When choosing a blue cheese for fondue, consider the texture and strength of the cheese. Firmer, crumblier blue cheeses have less moisture and may not melt as well as softer varieties. Gorgonzola Dolce is a soft, creamy, and relatively mild Italian blue cheese. On the other hand, a French Roquefort can be soft enough to spread but often has stronger musty and ammonia flavours that can be overpowering for those used to milder blues.

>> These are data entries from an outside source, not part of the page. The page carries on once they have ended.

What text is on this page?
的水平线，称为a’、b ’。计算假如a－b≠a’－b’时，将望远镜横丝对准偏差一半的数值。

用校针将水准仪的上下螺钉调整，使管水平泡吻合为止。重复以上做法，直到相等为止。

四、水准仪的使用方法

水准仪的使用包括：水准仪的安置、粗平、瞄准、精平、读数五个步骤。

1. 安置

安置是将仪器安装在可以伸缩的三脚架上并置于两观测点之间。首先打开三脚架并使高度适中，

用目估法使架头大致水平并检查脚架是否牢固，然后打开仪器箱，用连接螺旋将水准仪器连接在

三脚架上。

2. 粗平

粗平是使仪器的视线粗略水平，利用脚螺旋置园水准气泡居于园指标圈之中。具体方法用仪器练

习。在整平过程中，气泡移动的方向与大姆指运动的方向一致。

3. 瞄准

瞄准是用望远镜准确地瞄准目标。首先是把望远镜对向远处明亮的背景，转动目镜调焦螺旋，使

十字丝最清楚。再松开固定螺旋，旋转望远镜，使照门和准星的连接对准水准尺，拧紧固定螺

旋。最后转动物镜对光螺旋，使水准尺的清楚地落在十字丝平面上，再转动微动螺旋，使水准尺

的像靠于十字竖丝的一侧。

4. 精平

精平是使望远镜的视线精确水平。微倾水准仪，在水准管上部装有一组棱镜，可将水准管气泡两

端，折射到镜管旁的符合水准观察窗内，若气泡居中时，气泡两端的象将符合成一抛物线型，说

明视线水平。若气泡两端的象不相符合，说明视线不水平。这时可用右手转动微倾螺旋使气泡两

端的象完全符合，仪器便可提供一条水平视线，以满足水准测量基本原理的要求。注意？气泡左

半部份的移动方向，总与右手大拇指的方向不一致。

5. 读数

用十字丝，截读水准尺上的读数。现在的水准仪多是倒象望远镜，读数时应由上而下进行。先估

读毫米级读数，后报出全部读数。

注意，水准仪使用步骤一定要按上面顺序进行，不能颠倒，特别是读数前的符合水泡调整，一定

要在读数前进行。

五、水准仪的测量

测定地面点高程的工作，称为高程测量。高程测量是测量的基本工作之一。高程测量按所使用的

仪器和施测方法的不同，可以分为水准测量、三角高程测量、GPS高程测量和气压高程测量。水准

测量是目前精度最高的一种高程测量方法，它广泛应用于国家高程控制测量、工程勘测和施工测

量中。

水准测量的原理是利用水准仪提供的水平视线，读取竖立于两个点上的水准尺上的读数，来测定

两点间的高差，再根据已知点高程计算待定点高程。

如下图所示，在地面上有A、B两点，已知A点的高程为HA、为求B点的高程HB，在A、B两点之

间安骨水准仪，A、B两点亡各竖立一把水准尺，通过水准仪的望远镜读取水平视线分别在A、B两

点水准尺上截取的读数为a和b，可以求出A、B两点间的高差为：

Also, be prepared for a fondue that has a blue or greenish tint to it.

Ingredients:

  • 1 8-ounce package of cream cheese
  • 2 tablespoons of corn starch
  • 6 ounces of crumbled blue cheese
  • 1 teaspoon of black pepper
  • 1 teaspoon of dried thyme (optional)
  • 1 teaspoon of garlic powder
  • Crispy bacon, crumbled

Instructions:

  • In a saucepan over medium-high heat, add the cream cheese and wine, whisking until the cream cheese is melted (about 5-8 minutes).
  • Add the milk, mixing to combine and heat through (about 2-3 minutes). Remove from heat.
  • Toss the corn starch with the crumbled blue cheese, then add to the melted cream cheese mixture. Season to taste with salt, pepper, thyme (if using), and garlic. Adjust if necessary.
  • Transfer to a fondue pot, dip warmer, or serving dish. Serve with kettle chips, topped with crumbled crispy bacon, and diced spring onions.

This blue cheese fondue can be stored in an airtight container in the refrigerator for up to 5 days. It can also be used as a dip for wings, cooled and served over salad, or as a topping for grilled chicken.